Brzescy WOPR-owcy nie odpuszczają i wznawiają poszukiwania Jarosława Jęczalka. Dziś (1.02), około godz. 10:30 czteroosobowa grupa wypłynęła w celu sprawdzenia koryta i kanału Odry.
Przypomnijmy, 23 stycznia około godz. 18:40 do służb ratunkowych dotarło zgłoszenie o zaginięciu mężczyzny, który wspólnie z kolegami przebywał w okolicach jazu na kanale Odry w Zwanowicach. Kilkudniowe poszukiwania przez nurków i specjalistyczny sprzęt strażacki nie przyniosły efektu (pisaliśmy o tym zdarzeniu TUTAJ).
Policja kontynuuje standardowe poszukiwania na lądzie. Po czterodniowych pracach strażaków na wodzie, akcja została zakończona ale brzeska grupa WOPR, postanowiła ją kontynuować.

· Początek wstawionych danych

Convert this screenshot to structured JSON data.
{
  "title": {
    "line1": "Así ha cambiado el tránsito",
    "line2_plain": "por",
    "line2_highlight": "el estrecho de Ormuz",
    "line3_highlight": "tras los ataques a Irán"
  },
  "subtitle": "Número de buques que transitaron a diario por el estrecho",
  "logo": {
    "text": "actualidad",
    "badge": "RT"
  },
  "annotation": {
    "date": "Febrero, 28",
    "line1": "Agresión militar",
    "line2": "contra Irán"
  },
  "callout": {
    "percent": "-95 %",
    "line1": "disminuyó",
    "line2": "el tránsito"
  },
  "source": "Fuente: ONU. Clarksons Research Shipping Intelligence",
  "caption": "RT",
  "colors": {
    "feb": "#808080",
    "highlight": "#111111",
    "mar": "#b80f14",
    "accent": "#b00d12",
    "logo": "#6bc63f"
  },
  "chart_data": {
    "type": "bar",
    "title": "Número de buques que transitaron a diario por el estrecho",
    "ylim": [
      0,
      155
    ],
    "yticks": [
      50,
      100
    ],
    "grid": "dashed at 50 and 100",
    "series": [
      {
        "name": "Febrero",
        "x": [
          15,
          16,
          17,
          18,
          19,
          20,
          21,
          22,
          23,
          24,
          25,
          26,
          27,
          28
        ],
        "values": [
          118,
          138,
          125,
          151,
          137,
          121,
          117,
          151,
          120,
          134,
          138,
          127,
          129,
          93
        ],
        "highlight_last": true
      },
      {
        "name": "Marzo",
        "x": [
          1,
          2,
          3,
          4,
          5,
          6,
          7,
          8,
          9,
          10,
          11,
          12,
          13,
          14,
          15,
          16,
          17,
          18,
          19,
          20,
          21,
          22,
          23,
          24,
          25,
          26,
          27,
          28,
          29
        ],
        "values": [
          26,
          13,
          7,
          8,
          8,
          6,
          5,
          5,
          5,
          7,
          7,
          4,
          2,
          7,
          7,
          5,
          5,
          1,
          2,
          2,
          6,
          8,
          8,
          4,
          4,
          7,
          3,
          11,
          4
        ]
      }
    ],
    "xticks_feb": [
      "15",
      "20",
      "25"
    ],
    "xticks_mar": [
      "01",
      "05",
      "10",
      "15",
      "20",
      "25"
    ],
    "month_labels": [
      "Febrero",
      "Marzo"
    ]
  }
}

– Chcemy być spokojniejsi dlatego postanowiliśmy sprawdzić przybrzeżne tereny koryta Odry i jeszcze raz kanał rzeki w Zwanowicach – mówi Janusz Głowik, szef brzeskiego WOPR-u. Szybko ucina nasze spekulacje o warunkach pogodowych – Nam nie przeszkadzają. Składaliśmy przyrzeczenie i będziemy pomagać bez względu na porę dnia czy porę roku.
Dzisiejsze poszukiwania zostały zainicjowane przez samych ochotników.